Abu Rahma: La Riconciliazione Non Si Tocca
di Azzurra Meringolo

Roma, 25 maggio 2011, Nena News (Abdallah Abu Rahma con le figlie al momento della liberazione lo scorso marzo) – “Difensore dei diritti umani”, così Catherine Ashton, alto rappresentante per gli affari esteri e la politica della sicurezza dell’Unione Europea, ha definito Abdallah Abu Rahma, coordinatore del comitato popolare di Bil’in, un villaggio della Cisgiordania nel quale Abdallah organizza manifestazioni pacifiche dal 2005, data in cui Israele ha iniziato la costruzione del Muro di separazione, annettendosi il 60 per cento delle terre di questo paese.  Accusato di organizzare manifestazioni “sovversive”, Abdallah è stato arrestato e incarcerato tre volte dalle autorità israeliane che lo hanno infine liberato lo scorso marzo, dopo quindici mesi di detenzione.

Quale é stato l’impatto della costruzione del muro sul villaggio di Bil’in?

Inizialmente il muro doveva ricalcare i confini del ’67, ma non è stato così e il governo israeliano ha confiscato molte parti delle nostre terre. Bil’in è un villaggio rurale che vive di agricoltura. Il 60 per cento delle nostre ricchezze proviene dalla nostra terra e la costruzione di questa barriera ha distrutto la nostra economia. In altre parti il muro ha diviso interi paesi, separando i cittadini dai loro posti di lavoro e allontanando membri delle stesse famiglie. E’ per questo che sono nati comitati di resistenza popolare.

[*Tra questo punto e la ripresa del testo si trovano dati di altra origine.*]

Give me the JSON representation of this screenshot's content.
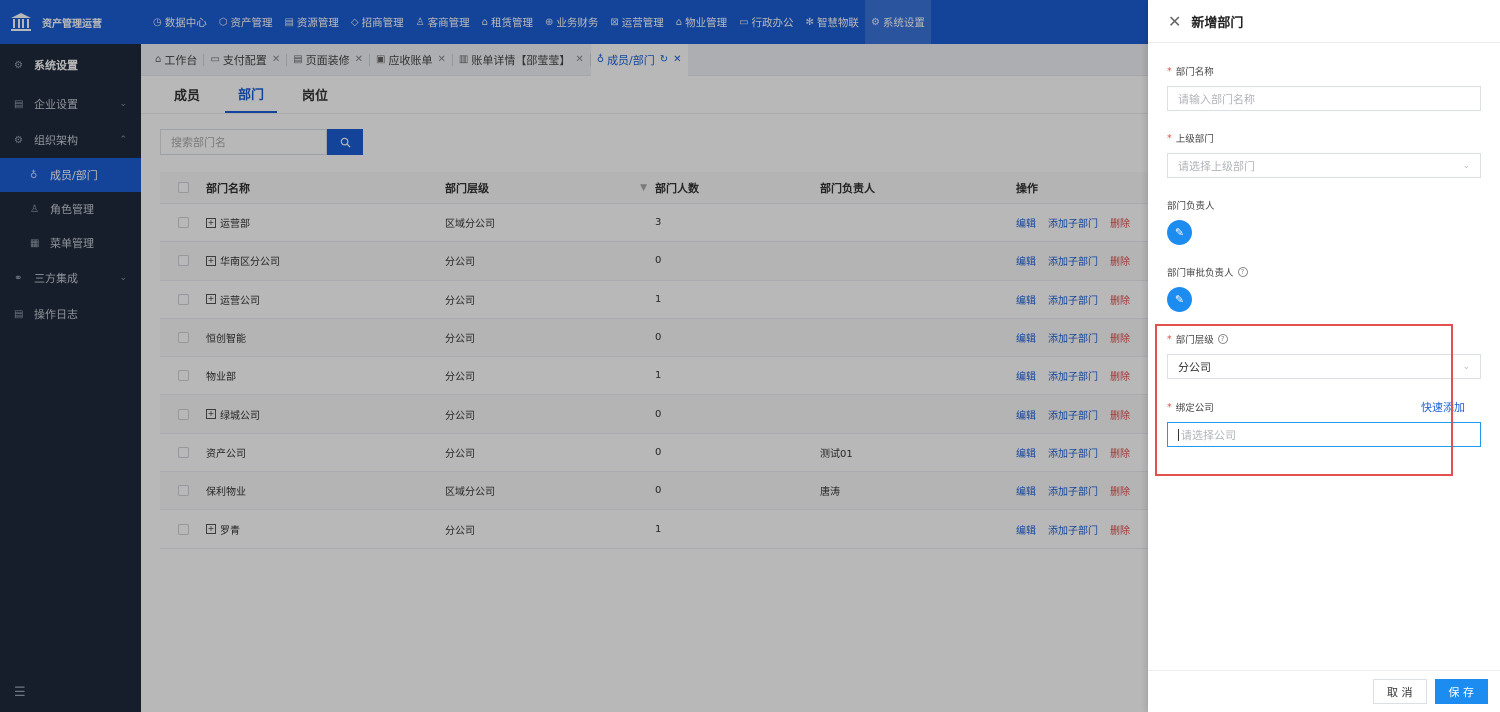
{
  "app": {
    "title": "资产管理运营"
  },
  "nav": [
    {
      "label": "数据中心",
      "icon": "chart-icon",
      "glyph": "◷"
    },
    {
      "label": "资产管理",
      "icon": "cube-icon",
      "glyph": "⬡"
    },
    {
      "label": "资源管理",
      "icon": "building-icon",
      "glyph": "▤"
    },
    {
      "label": "招商管理",
      "icon": "tag-icon",
      "glyph": "◇"
    },
    {
      "label": "客商管理",
      "icon": "people-icon",
      "glyph": "♙"
    },
    {
      "label": "租赁管理",
      "icon": "house-icon",
      "glyph": "⌂"
    },
    {
      "label": "业务财务",
      "icon": "money-icon",
      "glyph": "⊕"
    },
    {
      "label": "运营管理",
      "icon": "ops-icon",
      "glyph": "⊠"
    },
    {
      "label": "物业管理",
      "icon": "property-icon",
      "glyph": "⌂"
    },
    {
      "label": "行政办公",
      "icon": "office-icon",
      "glyph": "▭"
    },
    {
      "label": "智慧物联",
      "icon": "iot-icon",
      "glyph": "✻"
    },
    {
      "label": "系统设置",
      "icon": "settings-icon",
      "glyph": "⚙"
    }
  ],
  "sidebar": {
    "header": "系统设置",
    "items": [
      {
        "label": "企业设置",
        "chevron": "⌄"
      },
      {
        "label": "组织架构",
        "chevron": "⌃"
      },
      {
        "label": "成员/部门"
      },
      {
        "label": "角色管理"
      },
      {
        "label": "菜单管理"
      },
      {
        "label": "三方集成",
        "chevron": "⌄"
      },
      {
        "label": "操作日志"
      }
    ]
  },
  "tabs": [
    {
      "label": "工作台"
    },
    {
      "label": "支付配置"
    },
    {
      "label": "页面装修"
    },
    {
      "label": "应收账单"
    },
    {
      "label": "账单详情【邵莹莹】"
    },
    {
      "label": "成员/部门"
    }
  ],
  "subtabs": [
    "成员",
    "部门",
    "岗位"
  ],
  "search": {
    "placeholder": "搜索部门名"
  },
  "table": {
    "headers": [
      "部门名称",
      "部门层级",
      "部门人数",
      "部门负责人",
      "操作"
    ],
    "ops": [
      "编辑",
      "添加子部门",
      "删除"
    ],
    "rows": [
      {
        "name": "运营部",
        "level": "区域分公司",
        "count": "3",
        "lead": "",
        "expand": true
      },
      {
        "name": "华南区分公司",
        "level": "分公司",
        "count": "0",
        "lead": "",
        "expand": true
      },
      {
        "name": "运营公司",
        "level": "分公司",
        "count": "1",
        "lead": "",
        "expand": true
      },
      {
        "name": "恒创智能",
        "level": "分公司",
        "count": "0",
        "lead": "",
        "expand": false
      },
      {
        "name": "物业部",
        "level": "分公司",
        "count": "1",
        "lead": "",
        "expand": false
      },
      {
        "name": "绿城公司",
        "level": "分公司",
        "count": "0",
        "lead": "",
        "expand": true
      },
      {
        "name": "资产公司",
        "level": "分公司",
        "count": "0",
        "lead": "测试01",
        "expand": false
      },
      {
        "name": "保利物业",
        "level": "区域分公司",
        "count": "0",
        "lead": "唐涛",
        "expand": false
      },
      {
        "name": "罗青",
        "level": "分公司",
        "count": "1",
        "lead": "",
        "expand": true
      }
    ]
  },
  "drawer": {
    "title": "新增部门",
    "fields": {
      "name": {
        "label": "部门名称",
        "placeholder": "请输入部门名称"
      },
      "parent": {
        "label": "上级部门",
        "placeholder": "请选择上级部门"
      },
      "leader": {
        "label": "部门负责人"
      },
      "approver": {
        "label": "部门审批负责人"
      },
      "level": {
        "label": "部门层级",
        "value": "分公司"
      },
      "company": {
        "label": "绑定公司",
        "placeholder": "请选择公司",
        "quick_add": "快速添加"
      }
    },
    "cancel_label": "取 消",
    "save_label": "保 存"
  },
  "colors": {
    "primary": "#1d5fd6",
    "danger": "#e04b4b",
    "sidebar": "#1f2a3c"
  }
}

Bili’in e diventato un villaggio famoso anche per le continue manifestazioni non violente che vi si tengono, in che cosa consistono?

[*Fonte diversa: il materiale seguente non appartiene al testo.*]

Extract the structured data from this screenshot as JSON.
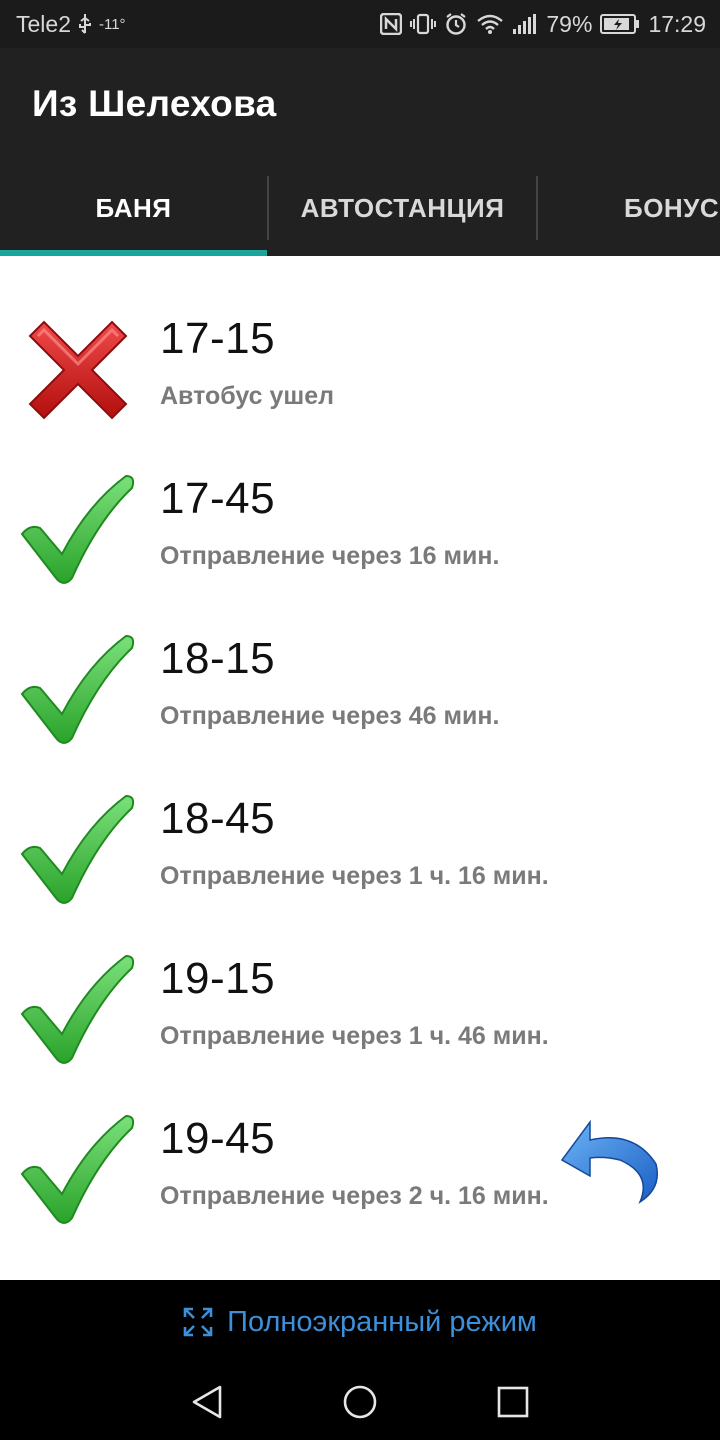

In principio le nostre proteste erano quotidiane, poi bisettimanali e ora l’appuntamento è ogni venerdì. Cerchiamo di richiamare l’attenzione di tutto il mondo sul nostro caso, manifestando non violentemente contro l’occupazione israeliana. Quando , per esempio, abbiamo saputo che i soldati sarebbero arrivati a tagliare gli alberi di olivi, abbiamo deciso di creare dei cordoni umani per impedire che li abbattessero. La nostra strategia é quella della non violenza e vogliamo che sia la Corte di Giustizia a mostrare gli effetti devastanti del muro.

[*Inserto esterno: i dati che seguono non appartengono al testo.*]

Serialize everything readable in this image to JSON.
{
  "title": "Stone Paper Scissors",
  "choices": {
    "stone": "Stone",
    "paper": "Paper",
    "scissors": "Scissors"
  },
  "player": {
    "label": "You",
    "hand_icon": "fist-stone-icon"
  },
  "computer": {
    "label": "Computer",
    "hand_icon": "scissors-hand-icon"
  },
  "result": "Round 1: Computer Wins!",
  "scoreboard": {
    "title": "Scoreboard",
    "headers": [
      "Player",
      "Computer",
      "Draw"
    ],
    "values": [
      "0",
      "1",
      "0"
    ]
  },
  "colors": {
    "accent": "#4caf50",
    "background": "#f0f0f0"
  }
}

A inizio maggio si è firmato al Cairo l’accordo di riconciliazione interpalestinese che ha ricucito la ferita aperta nel 2006, quando la vittoria di Hamas ha portato alla creazione di due stati palestinesi, uno in Cisgiordania e uno sulla striscia di Gaza. Un passo storico?

Certamente. Sin dal primo momento ci siamo opposti alla faida interna tra Fatah e Hamas, nelle nostre manifestazioni a sventolare è stata sempre la bandiera palestinese. La divisione internata ci ha fatto perdere punti a discapito degli israeliani, gli unici che hanno guadagnato qualcosa da questa scissione. Ora dobbiamo sperare che questo accordo sia rispettato. Israele, con il sostegno americano, ha reagito in una maniera molto dura e ha deciso di bloccare il trasferimento delle tasse che riscuote sui palestinesi all’Autorità palestinese, impedendo il pagamento dei suoi dipendenti. All’Europa chiediamo di sanzionare il comportamento di Israele e di insistere affinché si creino le condizioni per mantenere vivo questo accordo.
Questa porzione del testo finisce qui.